We spend a ridiculous amount of time in vet school memorizing facts, but there is nothing- and I do mean nothing- like experience to drive that point home.
For example: We are taught that when you anesthetize a patient, they should have an intravenous catheter. They just should. There are too many things on that chart of stuff I had to memorize that can go wrong, and if they do you want quick access to the veins to try and fix it.
You learn this, and say OK, then you get out into the real world and perhaps you have a boss who scoffs at this idea. Too expensive! he says, and hands you a syringe with some drugs in it. He offered the owners a catheter, after all, and they said no. He tried and that is all he can do.
There are choices. You can say no, I’m not comfortable with that, and walk away.
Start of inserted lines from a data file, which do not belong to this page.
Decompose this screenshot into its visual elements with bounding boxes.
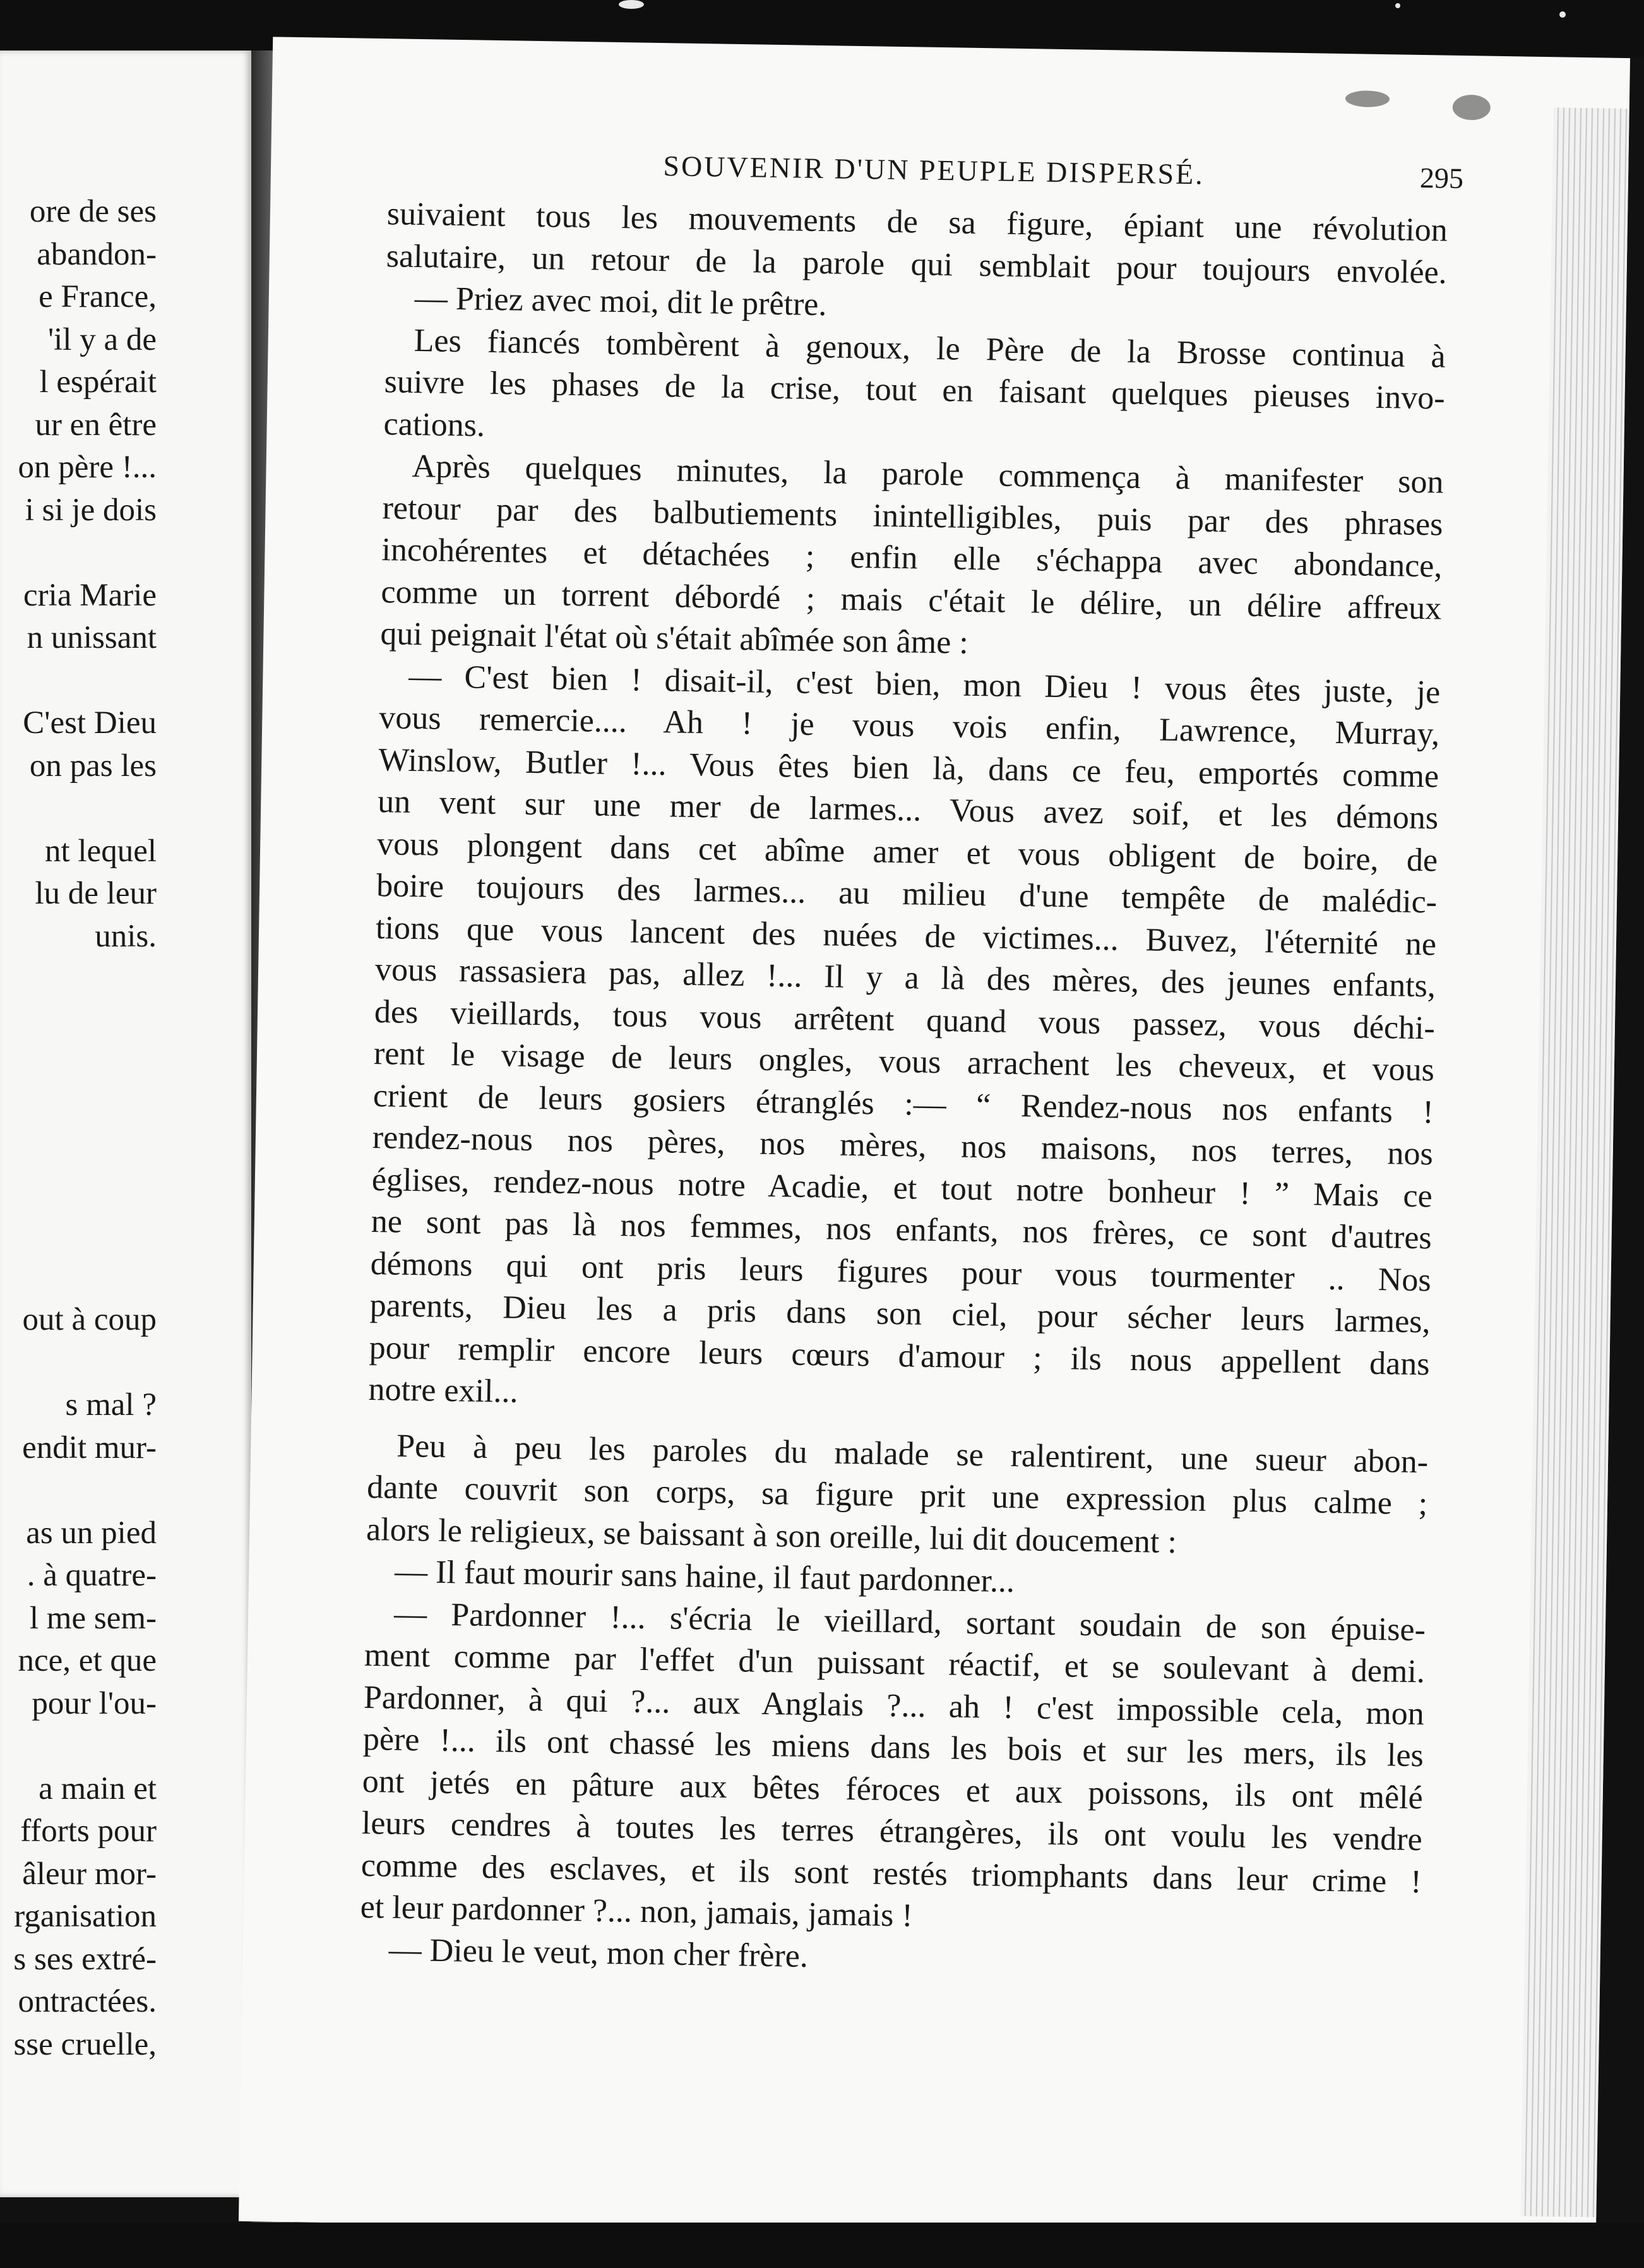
left-page-line: C'est Dieu	[23, 705, 157, 741]
left-page-line	[0, 1469, 157, 1512]
left-page-line: ore de ses	[29, 194, 157, 229]
text-line: ne sont pas là nos femmes, nos enfants, nos frères, ce sont d'autres	[371, 1203, 1433, 1256]
text-line: incohérentes et détachées ; enfin elle s'échappa avec abondance,	[381, 532, 1443, 585]
page-stain	[1452, 95, 1491, 121]
text-line: Pardonner, à qui ?... aux Anglais ?... ah ! c'est impossible cela, mon	[363, 1679, 1425, 1732]
text-line: parents, Dieu les a pris dans son ciel, pour sécher leurs larmes,	[369, 1287, 1431, 1340]
left-page-line: nce, et que	[18, 1643, 157, 1678]
left-page-line	[0, 660, 157, 703]
left-page-line: l espérait	[39, 364, 157, 400]
text-line: suivre les phases de la crise, tout en faisant quelques pieuses invo-	[384, 364, 1445, 417]
left-page-line: unis.	[95, 918, 157, 954]
text-line: pour remplir encore leurs cœurs d'amour ; ils nous appellent dans	[369, 1329, 1430, 1382]
text-line: démons qui ont pris leurs figures pour vous tourmenter .. Nos	[370, 1245, 1432, 1298]
text-line: tions que vous lancent des nuées de victimes... Buvez, l'éternité ne	[375, 909, 1437, 962]
left-page-line: 'il y a de	[47, 321, 157, 357]
left-page-line	[0, 1256, 157, 1299]
left-page-line: on père !...	[18, 450, 157, 485]
left-page-line: i si je dois	[25, 492, 157, 528]
left-page-line: s ses extré-	[13, 1941, 157, 1977]
text-line: et leur pardonner ?... non, jamais, jamais !	[360, 1889, 914, 1934]
scan-speck	[1395, 3, 1400, 8]
text-line: — Dieu le veut, mon cher frère.	[388, 1931, 809, 1974]
scan-speck	[619, 0, 644, 9]
left-page-line	[0, 1043, 157, 1086]
text-line: notre exil...	[368, 1371, 518, 1410]
left-page-line: . à quatre-	[27, 1558, 157, 1593]
left-page-line: l me sem-	[29, 1600, 157, 1636]
text-line: salutaire, un retour de la parole qui semblait pour toujours envolée.	[386, 237, 1448, 291]
text-line: vous plongent dans cet abîme amer et vous obligent de boire, de	[376, 825, 1438, 878]
body-text	[359, 193, 1448, 1987]
text-line: Peu à peu les paroles du malade se ralentirent, une sueur abon-	[396, 1428, 1429, 1480]
text-line: alors le religieux, se baissant à son oreille, lui dit doucement :	[366, 1511, 1177, 1560]
left-page-line: fforts pour	[20, 1813, 157, 1849]
left-page-line: on pas les	[29, 748, 157, 784]
text-line: crient de leurs gosiers étranglés :— “ Rendez-nous nos enfants !	[372, 1077, 1434, 1130]
text-line: cations.	[383, 405, 485, 444]
left-page-line: endit mur-	[22, 1429, 157, 1465]
left-page-line: pour l'ou-	[32, 1685, 157, 1721]
left-page-line: cria Marie	[23, 577, 157, 613]
left-facing-page	[0, 51, 251, 2197]
text-line: — Priez avec moi, dit le prêtre.	[414, 280, 827, 323]
left-page-line: rganisation	[14, 1899, 157, 1934]
text-line: rendez-nous nos pères, nos mères, nos maisons, nos terres, nos	[372, 1119, 1434, 1173]
text-line: Les fiancés tombèrent à genoux, le Père de la Brosse continua à	[414, 322, 1446, 375]
text-line: églises, rendez-nous notre Acadie, et tout notre bonheur ! ” Mais ce	[371, 1161, 1433, 1214]
left-page-line: out à coup	[22, 1302, 157, 1337]
page-edges	[1520, 107, 1629, 2217]
page-stain	[1345, 90, 1390, 107]
text-line: — Pardonner !... s'écria le vieillard, sortant soudain de son épuise-	[393, 1596, 1426, 1648]
left-page-line: sse cruelle,	[13, 2026, 157, 2062]
text-line: suivaient tous les mouvements de sa figure, épiant une révolution	[386, 196, 1448, 249]
text-line: Après quelques minutes, la parole commença à manifester son	[412, 448, 1444, 501]
text-line: — C'est bien ! disait-il, c'est bien, mon Dieu ! vous êtes juste, je	[408, 658, 1441, 710]
main-page	[239, 37, 1630, 2242]
text-line: des vieillards, tous vous arrêtent quand vous passez, vous déchi-	[374, 993, 1436, 1046]
page-number: 295	[1419, 161, 1464, 194]
left-page-line: s mal ?	[65, 1387, 157, 1423]
text-line: ont jetés en pâture aux bêtes féroces et aux poissons, ils ont mêlé	[362, 1763, 1424, 1816]
left-page-line	[0, 958, 157, 1001]
text-line: retour par des balbutiements inintelligibles, puis par des phrases	[382, 489, 1443, 543]
left-page-line	[0, 1725, 157, 1768]
left-page-line: ontractées.	[18, 1984, 157, 2019]
text-line: comme des esclaves, et ils sont restés triomphants dans leur crime !	[360, 1847, 1422, 1900]
left-page-line: a main et	[39, 1770, 157, 1806]
text-line: Winslow, Butler !... Vous êtes bien là, dans ce feu, emportés comme	[378, 741, 1439, 794]
text-line: vous remercie.... Ah ! je vous vois enfin, Lawrence, Murray,	[378, 700, 1440, 753]
left-page-line	[0, 1171, 157, 1214]
left-page-line	[0, 787, 157, 830]
left-page-line	[0, 1001, 157, 1044]
left-page-line: âleur mor-	[22, 1856, 157, 1892]
left-page-line: lu de leur	[35, 876, 157, 911]
text-line: comme un torrent débordé ; mais c'était le délire, un délire affreux	[381, 573, 1442, 627]
text-line: père !... ils ont chassé les miens dans les bois et sur les mers, ils les	[362, 1721, 1424, 1774]
text-line: vous rassasiera pas, allez !... Il y a là des mères, des jeunes enfants,	[374, 952, 1436, 1005]
scan-bottom-border	[0, 2223, 1644, 2268]
left-page-line	[0, 1086, 157, 1129]
text-line: un vent sur une mer de larmes... Vous avez soif, et les démons	[377, 784, 1439, 837]
left-page-line: as un pied	[26, 1515, 157, 1551]
left-page-text	[0, 191, 157, 2066]
left-page-line: abandon-	[37, 236, 157, 272]
text-line: boire toujours des larmes... au milieu d'une tempête de malédic-	[376, 868, 1438, 921]
left-page-line: n unissant	[27, 620, 157, 655]
text-line: dante couvrit son corps, sa figure prit une expression plus calme ;	[366, 1469, 1428, 1522]
left-page-line	[0, 1128, 157, 1171]
text-line: qui peignait l'état où s'était abîmée son âme :	[380, 616, 969, 661]
left-page-line: ur en être	[35, 407, 157, 443]
left-page-line: e France,	[39, 279, 157, 314]
text-line: — Il faut mourir sans haine, il faut pardonner...	[394, 1553, 1015, 1600]
text-line: ment comme par l'effet d'un puissant réactif, et se soulevant à demi.	[364, 1637, 1426, 1690]
left-page-line: nt lequel	[44, 833, 157, 869]
left-page-line	[0, 1214, 157, 1256]
text-line: rent le visage de leurs ongles, vous arrachent les cheveux, et vous	[373, 1036, 1435, 1089]
text-line: leurs cendres à toutes les terres étrangères, ils ont voulu les vendre	[361, 1805, 1423, 1858]
scan-speck	[1559, 11, 1566, 18]
left-page-line	[0, 532, 157, 575]
left-page-line	[0, 1342, 157, 1385]
running-head: SOUVENIR D'UN PEUPLE DISPERSÉ.	[663, 150, 1205, 191]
Or you can do it.
Either way you’ll learn something. One way you find out your limits- and that of your boss. The other way, you learn that propoflo does indeed cause significant respiratory depression, which could perhaps cause arrest when given too fast. And then when the blood pressure plummets and you can’t get a catheter in, your boss will be certain to blame you for screwing up although it was his crummy protocol that made it happen in the first place.
This happened to me one night early in my career. I chose route number one. My colleague, 2 months out of vet school and too needful of a job to say anything, took route 2. She learned lotsandlotsandlots that night.
The dog survived. She quit a month later.